À la lecture, on serait tenté de dire que ce fort bel homme à la barbe poivre et sel bien taillée est tout à fait dans l’air du temps en ce qu’il se fabrique un petit monde pour lui et ses semblables. Un islam pour happy few, en quelque sorte, élaboré entre l’ENA et « le sous-sol d’un café du quartier du Marais, à Paris ». Je dis ENA façon de situer la chose, parce que tout le monde connaît ; le bagage de Ludovic Mohamed Zahed est encore plus prestigieux : « De haute formation universitaire, notamment passé par l’ENS et l’EHESS de Paris, titulaire de deux doctorats, d’anthropologie et de psychologie, Ludovic Mohamed Zahed situe son champ d’action à la croisée des disciplines. Mêlant théologie, anthropologie, philosophie et socio-économie, sa pensée, si elle s’attaque à l’islam, dépasse ce simple cadre », nous dit-on. Happy mais encore moins que few, donc.

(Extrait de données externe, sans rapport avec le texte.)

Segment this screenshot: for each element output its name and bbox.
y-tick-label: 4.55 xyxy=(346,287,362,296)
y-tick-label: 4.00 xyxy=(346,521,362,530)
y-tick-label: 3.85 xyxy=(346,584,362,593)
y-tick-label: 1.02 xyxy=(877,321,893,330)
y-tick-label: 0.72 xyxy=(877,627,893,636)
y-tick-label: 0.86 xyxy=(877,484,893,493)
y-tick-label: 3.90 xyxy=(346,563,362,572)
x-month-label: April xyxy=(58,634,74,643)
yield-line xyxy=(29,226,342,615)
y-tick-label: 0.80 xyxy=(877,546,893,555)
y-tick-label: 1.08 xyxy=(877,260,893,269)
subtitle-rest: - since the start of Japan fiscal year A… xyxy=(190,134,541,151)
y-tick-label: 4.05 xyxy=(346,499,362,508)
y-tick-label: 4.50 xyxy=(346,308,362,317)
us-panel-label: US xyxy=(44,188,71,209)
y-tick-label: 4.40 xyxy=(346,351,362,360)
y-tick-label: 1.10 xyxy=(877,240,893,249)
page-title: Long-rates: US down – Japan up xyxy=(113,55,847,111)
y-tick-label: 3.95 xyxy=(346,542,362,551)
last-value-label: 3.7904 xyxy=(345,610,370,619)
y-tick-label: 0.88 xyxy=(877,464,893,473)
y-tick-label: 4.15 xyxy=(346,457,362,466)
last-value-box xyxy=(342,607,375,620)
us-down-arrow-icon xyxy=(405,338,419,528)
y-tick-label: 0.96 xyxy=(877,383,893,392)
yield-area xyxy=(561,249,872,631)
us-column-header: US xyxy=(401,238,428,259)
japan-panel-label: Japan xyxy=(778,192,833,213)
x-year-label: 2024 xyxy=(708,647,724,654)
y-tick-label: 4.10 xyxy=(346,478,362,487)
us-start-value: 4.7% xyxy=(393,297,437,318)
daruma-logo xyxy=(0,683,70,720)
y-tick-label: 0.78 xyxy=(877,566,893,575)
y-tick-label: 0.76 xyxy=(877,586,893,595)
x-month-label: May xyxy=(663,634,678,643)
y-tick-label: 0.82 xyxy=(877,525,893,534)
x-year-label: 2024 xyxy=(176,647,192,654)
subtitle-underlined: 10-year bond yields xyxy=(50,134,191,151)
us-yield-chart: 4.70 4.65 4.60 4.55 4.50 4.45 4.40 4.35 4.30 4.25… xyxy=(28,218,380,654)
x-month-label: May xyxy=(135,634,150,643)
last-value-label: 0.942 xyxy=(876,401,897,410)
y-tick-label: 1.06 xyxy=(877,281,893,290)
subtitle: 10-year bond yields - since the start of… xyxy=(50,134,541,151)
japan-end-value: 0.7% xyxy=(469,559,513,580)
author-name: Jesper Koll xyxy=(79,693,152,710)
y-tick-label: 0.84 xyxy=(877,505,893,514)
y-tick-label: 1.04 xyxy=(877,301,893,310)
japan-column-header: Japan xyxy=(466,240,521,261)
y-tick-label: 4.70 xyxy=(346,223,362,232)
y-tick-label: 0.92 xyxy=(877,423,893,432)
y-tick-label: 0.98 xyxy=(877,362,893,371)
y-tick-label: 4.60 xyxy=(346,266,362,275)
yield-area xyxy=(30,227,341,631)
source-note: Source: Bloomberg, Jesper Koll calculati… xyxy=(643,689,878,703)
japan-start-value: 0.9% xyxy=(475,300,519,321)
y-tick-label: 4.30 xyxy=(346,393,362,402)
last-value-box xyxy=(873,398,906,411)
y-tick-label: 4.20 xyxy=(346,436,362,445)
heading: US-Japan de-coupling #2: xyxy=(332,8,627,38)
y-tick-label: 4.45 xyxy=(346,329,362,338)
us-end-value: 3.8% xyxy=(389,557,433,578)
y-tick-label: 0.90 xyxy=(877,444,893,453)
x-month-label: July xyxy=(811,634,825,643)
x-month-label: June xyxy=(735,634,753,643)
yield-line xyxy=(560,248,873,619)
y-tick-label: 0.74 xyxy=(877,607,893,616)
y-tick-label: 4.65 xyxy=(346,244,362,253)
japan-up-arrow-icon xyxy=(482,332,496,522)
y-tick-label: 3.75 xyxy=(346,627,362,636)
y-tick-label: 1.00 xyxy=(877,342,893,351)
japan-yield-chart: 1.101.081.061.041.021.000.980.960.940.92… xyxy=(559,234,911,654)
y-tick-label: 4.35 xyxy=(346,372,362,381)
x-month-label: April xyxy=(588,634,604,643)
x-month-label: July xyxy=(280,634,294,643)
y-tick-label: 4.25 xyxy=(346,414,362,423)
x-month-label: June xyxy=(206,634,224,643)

« L’islam est un produit de la culture et ne descend pas du ciel, contrairement à ce que certains pensent », aussi, bien « essayer de comprendre les gens qui ont écrit les textes il y a quatorze siècles est plus intéressant que les répéter », dit l’imam gay.

De cette nouvelle compréhension des textes saints est né un livre, publié en 2019 : Homosexualité et transidentité en islam, car il lui paraît urgent de « ne pas le laisser [l’interprétation des textes] dans les mains des mêmes barbus, hommes cisgenres et hétéronormatifs ». L’idée lui est venue, raconte-t-il, d’un débat télévisé de 2009 entre Tariq Ramadan et Caroline Fourest : « Ils parlaient de sexualité et d’islam, sans que le premier ne connaisse quoi que ce soit à la sexualité et la seconde à l’islam. Je me suis dit : "Ce n’est plus possible." » Il me semble qu’on a appris, depuis, que Tariq Ramadan s’intéressait beaucoup, au contraire, à une forme de sexualité particulière, très hétéronormée, en effet, et du genre prédatrice.

Ludovic Mohamed Zahed a fondé avec ses amis du Marais l’association des Homosexuels musulmans de France, puis ouvert en 2012 la première mosquée inclusive d’Europe. C’est dans le 3e arrondissement de Marseille, une ville dont on nous dit qu’elle est devenue très « gay-friendly ». Toutefois, l’adresse est inconnue et l’on peut lire, dans Têtu, que c’est « dans une toute petite rue qui restera anonyme, où l’interphone est vide de nom ». Dans ce lieu très secret, l’imam a également ouvert un institut religieux où « chacun.e vient comme ielle (sic) le souhaite ». C’est là, « avec la dizaine de personnes et d’imams qui suivent actuellement sa formation, nous dit 20 Minutes, que Ludovic Mohammed Zahed espère "préparer la relève" pour un islam du XXIe siècle, ouvert et inclusif ».

À vrai dire, je ne vois pas quelle différence il y a entre une mosquée où l’on refuse les LGBTQ etc. et une mosquée où l’on n’accepte QUE les LGBTQ etc. Il me semblait, jusqu’ici, qu’on n’était pas tenu d’indiquer son orientation sexuelle à l’entrée des lieux de culte.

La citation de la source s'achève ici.